Auftrag Der Auftrag des italienischen Verbandes besteht in der Vertretung der Interessen der Mitgliedsbanken, insbesondere gegenüber der italienischen Regierung, sowie in der Förderung ihrer weiteren Entwicklung. Der Verband legt die strategischen Leitlinien für die Genossenschaftsbanken fest, wobei ethische, kulturelle, soziale und wirtschaftliche Ziele im Mittelpunkt stehen. Zudem ist der Verband verantwortlich für die Planung, Koordinierung und Entwicklung des Netzwerks, die Förderung des Image der Branche sowie die Außenbeziehungen.
Mitglieder Gegenwärtig sind 438 Genossenschafts- und Landwirtschaftsbanken in allen Landesteilen Mitglied des Verbandes. Insgesamt bilden sie eine der bedeutendsten Bankengruppen des Landes mit mehr als vier Millionen Kunden und mehr als 4.044 Zweigstellen. Ende 2008 überstiegen die Gesamteinlagen 113,6 Mio. Euro. Die Genossenschaftsbanken haben mehr als 926.000 Mitglieder aus allen Branchen und allen sozialen Schichten der italienischen Gesellschaft.

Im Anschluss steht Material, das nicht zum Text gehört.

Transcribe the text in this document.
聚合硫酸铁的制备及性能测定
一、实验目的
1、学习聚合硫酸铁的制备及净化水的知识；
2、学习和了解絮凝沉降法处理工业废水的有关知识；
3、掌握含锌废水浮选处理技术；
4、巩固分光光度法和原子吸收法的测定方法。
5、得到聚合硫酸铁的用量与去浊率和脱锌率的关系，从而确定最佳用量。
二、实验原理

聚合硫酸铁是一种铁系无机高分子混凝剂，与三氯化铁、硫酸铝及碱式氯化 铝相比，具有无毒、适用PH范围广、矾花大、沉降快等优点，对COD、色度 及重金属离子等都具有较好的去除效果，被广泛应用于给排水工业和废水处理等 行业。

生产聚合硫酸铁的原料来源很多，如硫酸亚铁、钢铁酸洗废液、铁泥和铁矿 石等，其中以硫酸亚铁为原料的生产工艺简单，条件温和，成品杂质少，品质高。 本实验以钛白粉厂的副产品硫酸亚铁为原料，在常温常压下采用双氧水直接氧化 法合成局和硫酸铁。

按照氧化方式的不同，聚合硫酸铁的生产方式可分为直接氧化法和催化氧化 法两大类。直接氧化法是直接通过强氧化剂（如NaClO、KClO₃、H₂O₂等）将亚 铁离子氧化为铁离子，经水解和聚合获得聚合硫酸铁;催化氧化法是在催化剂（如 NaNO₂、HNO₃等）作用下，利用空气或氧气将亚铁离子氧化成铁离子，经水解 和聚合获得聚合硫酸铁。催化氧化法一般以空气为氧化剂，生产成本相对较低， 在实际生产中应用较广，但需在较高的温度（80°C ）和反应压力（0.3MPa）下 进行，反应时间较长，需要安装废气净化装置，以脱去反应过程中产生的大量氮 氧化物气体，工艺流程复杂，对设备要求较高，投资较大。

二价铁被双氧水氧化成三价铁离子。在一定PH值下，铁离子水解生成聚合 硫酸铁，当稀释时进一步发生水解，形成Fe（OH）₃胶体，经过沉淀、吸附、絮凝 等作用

Internationaler Rahmen Auf internationaler Ebene sind die Mitglieder der italienischen Genossenschaftsbanken durch Federcasse Mitglied der Europäischen Vereinigung der Genossenschaftsbanken mit Sitz in Brüssel. Sie unterhalten zudem Beziehungen zu zahlreichen europäischen Genossenschaftsbanken.